After these suppliers receive their TruSight assessment results, they have an opportunity to work with several consulting organisations, including Deloitte, Ernst & Young, and Protiviti — to navigate steps towards remediation. This is a service they can receive free-of-charge. Remediation complete, diverse suppliers are more prepared to take contract opportunities with JPMorgan Chase as well as other financial institutions. 

However, this programme provides additional benefits to participants that go beyond generating reports and remediation plans. It surrounds the supplier with a network of new relationships — both with other diverse business owners, and also with all of TruSight’s founding banks. Throughout the programme, cohort members are given the opportunity to present their capabilities to several financial institutions they can potentially work with. 
Though JPMorgan Chase’s TruSight cybersecurity programme may expand in the future, Eric’s division is currently set on championing its initial cohort of 25 Black and Hispanic suppliers. 60% of the way through the first set of assessments, JPMorgan Chase is seeing the results it expected: some suppliers are well-positioned to start working with financial institutions; others may benefit from working with a top consulting firm.

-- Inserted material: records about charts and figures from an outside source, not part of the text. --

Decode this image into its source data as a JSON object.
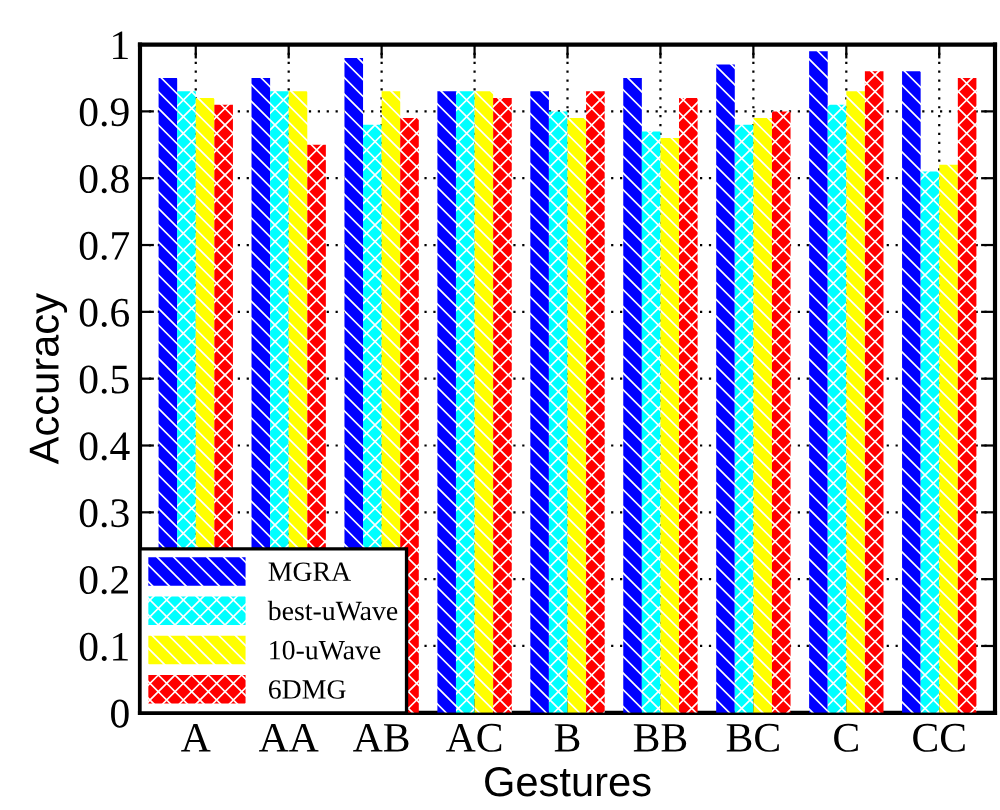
{
  "chart_data": {
    "type": "bar",
    "xlabel": "Gestures",
    "ylabel": "Accuracy",
    "categories": [
      "A",
      "AA",
      "AB",
      "AC",
      "B",
      "BB",
      "BC",
      "C",
      "CC"
    ],
    "series": [
      {
        "name": "MGRA",
        "color": "#0000ff",
        "values": [
          0.95,
          0.95,
          0.98,
          0.93,
          0.93,
          0.95,
          0.97,
          0.99,
          0.96
        ]
      },
      {
        "name": "best-uWave",
        "color": "#00ffff",
        "values": [
          0.93,
          0.93,
          0.88,
          0.93,
          0.9,
          0.87,
          0.88,
          0.91,
          0.81
        ]
      },
      {
        "name": "10-uWave",
        "color": "#ffff00",
        "values": [
          0.92,
          0.93,
          0.93,
          0.93,
          0.89,
          0.86,
          0.89,
          0.93,
          0.82
        ]
      },
      {
        "name": "6DMG",
        "color": "#ff0000",
        "values": [
          0.91,
          0.85,
          0.89,
          0.92,
          0.93,
          0.92,
          0.9,
          0.96,
          0.95
        ]
      }
    ],
    "ylim": [
      0,
      1
    ],
    "yticks": [
      0,
      0.1,
      0.2,
      0.3,
      0.4,
      0.5,
      0.6,
      0.7,
      0.8,
      0.9,
      1
    ],
    "grid": true,
    "legend": "bottom left"
  }
}
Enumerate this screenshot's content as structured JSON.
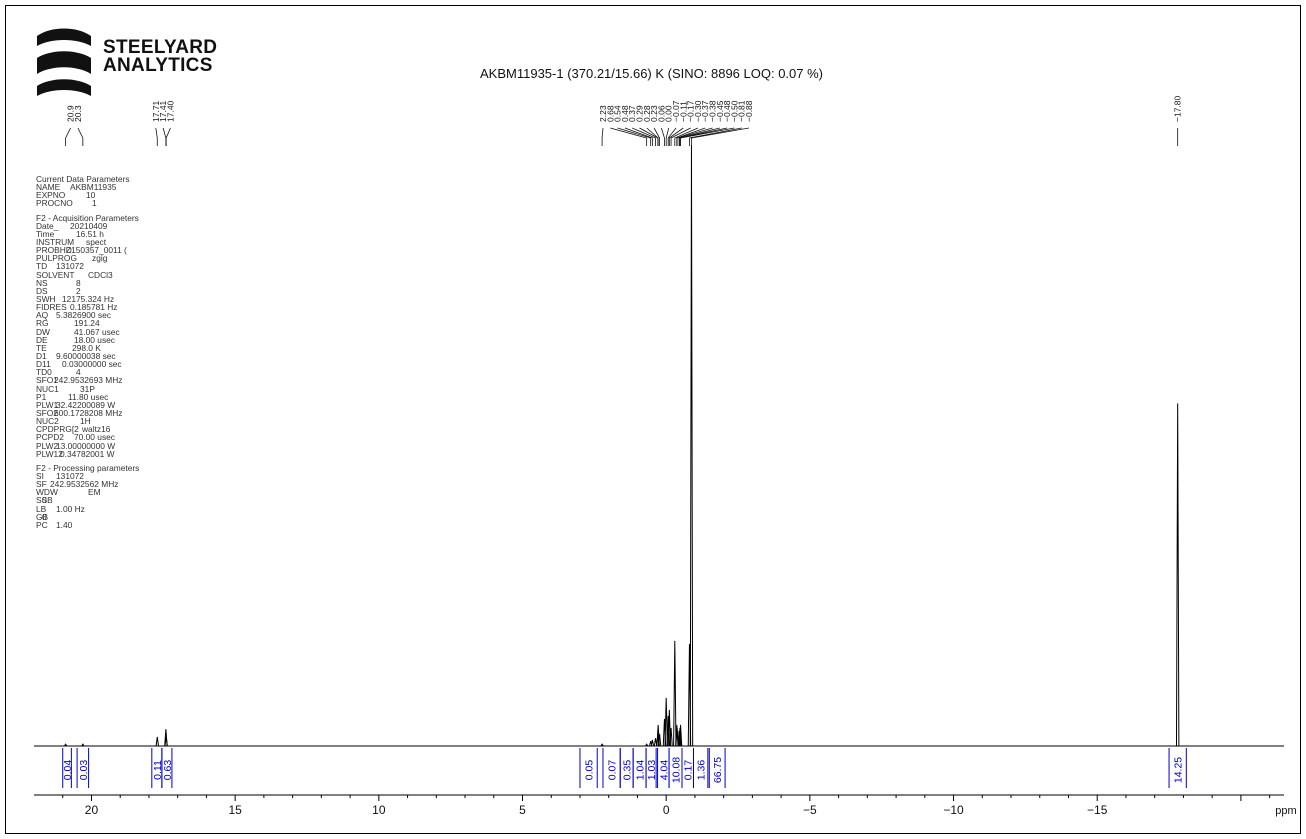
{
  "logo": {
    "line1": "STEELYARD",
    "line2": "ANALYTICS"
  },
  "title": "AKBM11935-1 (370.21/15.66) K  (SINO: 8896    LOQ: 0.07 %)",
  "parameters": {
    "blocks": [
      {
        "heading": "Current Data Parameters",
        "rows": [
          {
            "key": "NAME",
            "value": "AKBM11935",
            "indent": 34
          },
          {
            "key": "EXPNO",
            "value": "10",
            "indent": 50
          },
          {
            "key": "PROCNO",
            "value": "1",
            "indent": 56
          }
        ]
      },
      {
        "heading": "F2 - Acquisition Parameters",
        "rows": [
          {
            "key": "Date_",
            "value": "20210409",
            "indent": 34
          },
          {
            "key": "Time",
            "value": "16.51 h",
            "indent": 40
          },
          {
            "key": "INSTRUM",
            "value": "spect",
            "indent": 50
          },
          {
            "key": "PROBHD",
            "value": "Z150357_0011 (",
            "indent": 30
          },
          {
            "key": "PULPROG",
            "value": "zgig",
            "indent": 56
          },
          {
            "key": "TD",
            "value": "131072",
            "indent": 20
          },
          {
            "key": "SOLVENT",
            "value": "CDCl3",
            "indent": 52
          },
          {
            "key": "NS",
            "value": "8",
            "indent": 40
          },
          {
            "key": "DS",
            "value": "2",
            "indent": 40
          },
          {
            "key": "SWH",
            "value": "12175.324 Hz",
            "indent": 26
          },
          {
            "key": "FIDRES",
            "value": "0.185781 Hz",
            "indent": 34
          },
          {
            "key": "AQ",
            "value": "5.3826900 sec",
            "indent": 20
          },
          {
            "key": "RG",
            "value": "191.24",
            "indent": 38
          },
          {
            "key": "DW",
            "value": "41.067 usec",
            "indent": 38
          },
          {
            "key": "DE",
            "value": "18.00 usec",
            "indent": 38
          },
          {
            "key": "TE",
            "value": "298.0 K",
            "indent": 36
          },
          {
            "key": "D1",
            "value": "9.60000038 sec",
            "indent": 20
          },
          {
            "key": "D11",
            "value": "0.03000000 sec",
            "indent": 26
          },
          {
            "key": "TD0",
            "value": "4",
            "indent": 40
          },
          {
            "key": "SFO1",
            "value": "242.9532693 MHz",
            "indent": 18
          },
          {
            "key": "NUC1",
            "value": "31P",
            "indent": 44
          },
          {
            "key": "P1",
            "value": "11.80 usec",
            "indent": 32
          },
          {
            "key": "PLW1",
            "value": "32.42200089 W",
            "indent": 20
          },
          {
            "key": "SFO2",
            "value": "600.1728208 MHz",
            "indent": 18
          },
          {
            "key": "NUC2",
            "value": "1H",
            "indent": 44
          },
          {
            "key": "CPDPRG[2",
            "value": "waltz16",
            "indent": 46
          },
          {
            "key": "PCPD2",
            "value": "70.00 usec",
            "indent": 38
          },
          {
            "key": "PLW2",
            "value": "13.00000000 W",
            "indent": 20
          },
          {
            "key": "PLW12",
            "value": "0.34782001 W",
            "indent": 24
          }
        ]
      },
      {
        "heading": "F2 - Processing parameters",
        "rows": [
          {
            "key": "SI",
            "value": "131072",
            "indent": 20
          },
          {
            "key": "SF",
            "value": "242.9532562 MHz",
            "indent": 14
          },
          {
            "key": "WDW",
            "value": "EM",
            "indent": 52
          },
          {
            "key": "SSB",
            "value": "0",
            "indent": 6
          },
          {
            "key": "LB",
            "value": "1.00 Hz",
            "indent": 20
          },
          {
            "key": "GB",
            "value": "0",
            "indent": 6
          },
          {
            "key": "PC",
            "value": "1.40",
            "indent": 20
          }
        ]
      }
    ]
  },
  "chart_data": {
    "type": "line",
    "xlabel": "ppm",
    "xlim": [
      22.0,
      -21.5
    ],
    "ticks": [
      20,
      15,
      10,
      5,
      0,
      -5,
      -10,
      -15
    ],
    "tick_labels": [
      "20",
      "15",
      "10",
      "5",
      "0",
      "−5",
      "−10",
      "−15"
    ],
    "ylim": [
      0,
      100
    ],
    "peaks": [
      {
        "ppm": 20.9,
        "height": 0.3
      },
      {
        "ppm": 20.3,
        "height": 0.3
      },
      {
        "ppm": 17.71,
        "height": 1.5
      },
      {
        "ppm": 17.41,
        "height": 2.8
      },
      {
        "ppm": 17.4,
        "height": 1.5
      },
      {
        "ppm": 2.23,
        "height": 0.3
      },
      {
        "ppm": 0.68,
        "height": 0.3
      },
      {
        "ppm": 0.54,
        "height": 0.8
      },
      {
        "ppm": 0.48,
        "height": 1.0
      },
      {
        "ppm": 0.37,
        "height": 1.3
      },
      {
        "ppm": 0.29,
        "height": 1.8
      },
      {
        "ppm": 0.28,
        "height": 3.5
      },
      {
        "ppm": 0.23,
        "height": 2.0
      },
      {
        "ppm": 0.06,
        "height": 4.5
      },
      {
        "ppm": 0.0,
        "height": 8.0
      },
      {
        "ppm": -0.07,
        "height": 5.0
      },
      {
        "ppm": -0.11,
        "height": 6.0
      },
      {
        "ppm": -0.17,
        "height": 3.0
      },
      {
        "ppm": -0.3,
        "height": 17.5
      },
      {
        "ppm": -0.37,
        "height": 3.5
      },
      {
        "ppm": -0.38,
        "height": 3.0
      },
      {
        "ppm": -0.45,
        "height": 2.5
      },
      {
        "ppm": -0.48,
        "height": 3.0
      },
      {
        "ppm": -0.5,
        "height": 3.5
      },
      {
        "ppm": -0.81,
        "height": 17.0
      },
      {
        "ppm": -0.88,
        "height": 100.0
      },
      {
        "ppm": -17.8,
        "height": 57.0
      }
    ],
    "peak_label_groups": [
      {
        "labels": [
          "20.9",
          "20.3"
        ],
        "anchor_ppm": [
          20.9,
          20.3
        ]
      },
      {
        "labels": [
          "17.71",
          "17.41",
          "17.40"
        ],
        "anchor_ppm": [
          17.71,
          17.41,
          17.4
        ]
      },
      {
        "labels": [
          "2.23",
          "0.68",
          "0.54",
          "0.48",
          "0.37",
          "0.29",
          "0.28",
          "0.23",
          "0.06",
          "0.00",
          "−0.07",
          "−0.11",
          "−0.17",
          "−0.30",
          "−0.37",
          "−0.38",
          "−0.45",
          "−0.48",
          "−0.50",
          "−0.81",
          "−0.88"
        ],
        "anchor_ppm": [
          2.23,
          0.68,
          0.54,
          0.48,
          0.37,
          0.29,
          0.28,
          0.23,
          0.06,
          0.0,
          -0.07,
          -0.11,
          -0.17,
          -0.3,
          -0.37,
          -0.38,
          -0.45,
          -0.48,
          -0.5,
          -0.81,
          -0.88
        ]
      },
      {
        "labels": [
          "−17.80"
        ],
        "anchor_ppm": [
          -17.8
        ]
      }
    ],
    "integrals": [
      {
        "value": "0.04",
        "from": 21.0,
        "to": 20.7
      },
      {
        "value": "0.03",
        "from": 20.5,
        "to": 20.1
      },
      {
        "value": "0.11",
        "from": 17.9,
        "to": 17.55
      },
      {
        "value": "0.63",
        "from": 17.55,
        "to": 17.2
      },
      {
        "value": "0.05",
        "from": 3.0,
        "to": 2.4
      },
      {
        "value": "0.07",
        "from": 2.2,
        "to": 1.6
      },
      {
        "value": "0.35",
        "from": 1.6,
        "to": 1.15
      },
      {
        "value": "1.04",
        "from": 1.15,
        "to": 0.7
      },
      {
        "value": "1.03",
        "from": 0.7,
        "to": 0.35
      },
      {
        "value": "4.04",
        "from": 0.3,
        "to": -0.1
      },
      {
        "value": "10.08",
        "from": -0.1,
        "to": -0.55
      },
      {
        "value": "0.17",
        "from": -0.55,
        "to": -0.95
      },
      {
        "value": "1.36",
        "from": -0.95,
        "to": -1.45
      },
      {
        "value": "66.75",
        "from": -1.5,
        "to": -2.05
      },
      {
        "value": "14.25",
        "from": -17.5,
        "to": -18.1
      }
    ],
    "colors": {
      "spectrum": "#000000",
      "integral": "#0000cc",
      "axis": "#000000"
    }
  }
}
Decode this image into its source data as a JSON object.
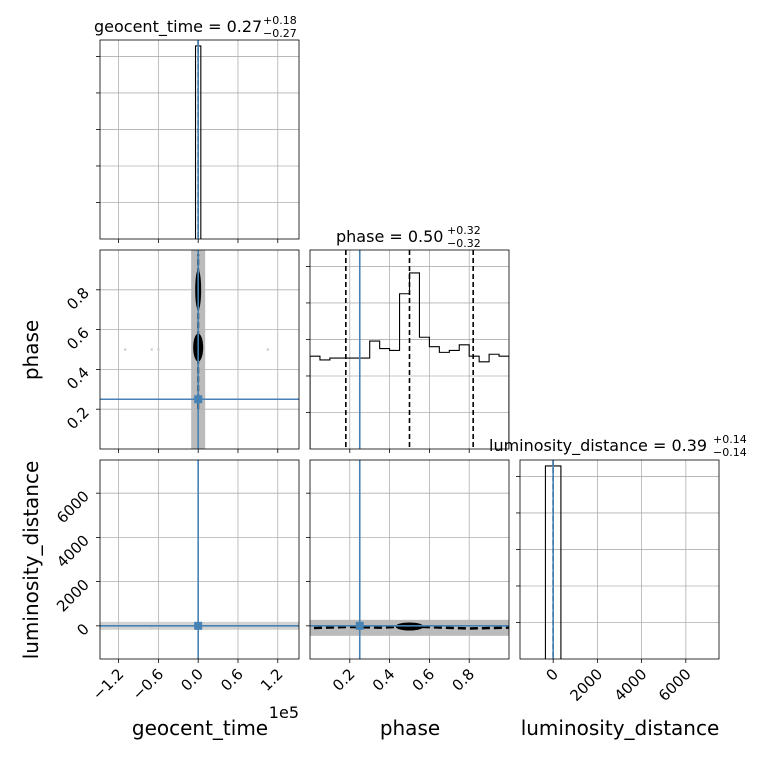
{
  "chart_data": {
    "type": "corner",
    "parameters": [
      "geocent_time",
      "phase",
      "luminosity_distance"
    ],
    "axis_ranges": {
      "geocent_time": [
        -148000,
        152000
      ],
      "phase": [
        0.0,
        1.0
      ],
      "luminosity_distance": [
        -1500,
        7500
      ]
    },
    "grid": true,
    "diagonal_titles": [
      {
        "name": "geocent_time",
        "value": "0.27",
        "plus": "+0.18",
        "minus": "−0.27"
      },
      {
        "name": "phase",
        "value": "0.50",
        "plus": "+0.32",
        "minus": "−0.32"
      },
      {
        "name": "luminosity_distance",
        "value": "0.39",
        "plus": "+0.14",
        "minus": "−0.14"
      }
    ],
    "x_ticks": {
      "geocent_time": {
        "values": [
          -120000,
          -60000,
          0,
          60000,
          120000
        ],
        "labels": [
          "−1.2",
          "−0.6",
          "0.0",
          "0.6",
          "1.2"
        ],
        "offset_label": "1e5"
      },
      "phase": {
        "values": [
          0.2,
          0.4,
          0.6,
          0.8
        ],
        "labels": [
          "0.2",
          "0.4",
          "0.6",
          "0.8"
        ]
      },
      "luminosity_distance": {
        "values": [
          0,
          2000,
          4000,
          6000
        ],
        "labels": [
          "0",
          "2000",
          "4000",
          "6000"
        ]
      }
    },
    "y_ticks": {
      "phase": {
        "values": [
          0.2,
          0.4,
          0.6,
          0.8
        ],
        "labels": [
          "0.2",
          "0.4",
          "0.6",
          "0.8"
        ]
      },
      "luminosity_distance": {
        "values": [
          0,
          2000,
          4000,
          6000
        ],
        "labels": [
          "0",
          "2000",
          "4000",
          "6000"
        ]
      }
    },
    "axis_labels": {
      "x": [
        "geocent_time",
        "phase",
        "luminosity_distance"
      ],
      "y": [
        "phase",
        "luminosity_distance"
      ]
    },
    "truths": {
      "geocent_time": 0,
      "phase": 0.25,
      "luminosity_distance": 0
    },
    "truth_color": "#4682b4",
    "quantile_lines": {
      "geocent_time": [
        0
      ],
      "phase": [
        0.18,
        0.5,
        0.82
      ],
      "luminosity_distance": [
        0
      ]
    },
    "histograms": {
      "geocent_time": {
        "bin_edges": [
          -4000,
          4000
        ],
        "counts": [
          1.0
        ]
      },
      "phase": {
        "bin_edges": [
          0.0,
          0.05,
          0.1,
          0.15,
          0.2,
          0.25,
          0.3,
          0.35,
          0.4,
          0.45,
          0.5,
          0.55,
          0.6,
          0.65,
          0.7,
          0.75,
          0.8,
          0.85,
          0.9,
          0.95,
          1.0
        ],
        "counts": [
          0.47,
          0.45,
          0.46,
          0.46,
          0.46,
          0.46,
          0.55,
          0.51,
          0.5,
          0.8,
          0.91,
          0.57,
          0.52,
          0.49,
          0.5,
          0.53,
          0.47,
          0.44,
          0.48,
          0.47
        ]
      },
      "luminosity_distance": {
        "bin_edges": [
          -350,
          350
        ],
        "counts": [
          1.0
        ]
      }
    },
    "scatter_points": {
      "phase_vs_geocent_time": [
        [
          -110000,
          0.5
        ],
        [
          -70000,
          0.5
        ],
        [
          105000,
          0.5
        ],
        [
          -60000,
          0.5
        ]
      ],
      "luminosity_distance_vs_geocent_time": [
        [
          -70000,
          -50
        ]
      ]
    },
    "contour_lines": {
      "phase_vs_geocent_time": [
        [
          0,
          0.2
        ],
        [
          0,
          0.98
        ]
      ],
      "luminosity_distance_vs_phase": [
        [
          0.02,
          -100
        ],
        [
          0.2,
          -50
        ],
        [
          0.35,
          -80
        ],
        [
          0.5,
          -20
        ],
        [
          0.6,
          -60
        ],
        [
          0.8,
          -120
        ],
        [
          1.0,
          -80
        ]
      ]
    },
    "colors": {
      "truth": "#4682b4",
      "band": "#b4b4b4",
      "grid": "#b0b0b0"
    }
  }
}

Breaking Down Barriers to Inclusion

Access to capital is a common challenge faced by diverse businesses, so meeting industry requirements like cybersecurity, insurance, and bonding is often cost-prohibitive. Satisfying these requirements can cost a typical small business over US$100,000, creating another barrier to entry into the financial services industry.
To address this issue, the firm is launching a grant programme for Black, Hispanic and Latino-owned companies to provide financial assistance in meeting minimum requirements for doing business with large corporations.
At the start of this new year, Smith will be focused on supporting the initial supplier cohort as they complete the assessment and consulting process. The TruSight programme aims to act as a stepping stone for diverse suppliers to gain more contracting options within the financial services industry. “The programme is about opening doors for diverse suppliers,” Smith explains. “About eliminating barriers to opportunity.”

The Future of DEI in Finance

Smith’s division aims to lead the path forward. “We all know that we need to do better in diversity, equity, and inclusion,” he says. Financial institutions have realised that they need to expand their view of services and contractors, companies and businesses — and that the old ways will need to change for them to thrive in the future.
“Diversity should be ingrained in the culture of not just the procurement organisation, but the company as a whole,” Smith says. “When we are focused and intentional, the procurement organisation can serve as a very effective tool in furthering diversity, equity and inclusion throughout the firm and the wider business community. When it comes to supplier diversity, the best practice is to prioritise it”.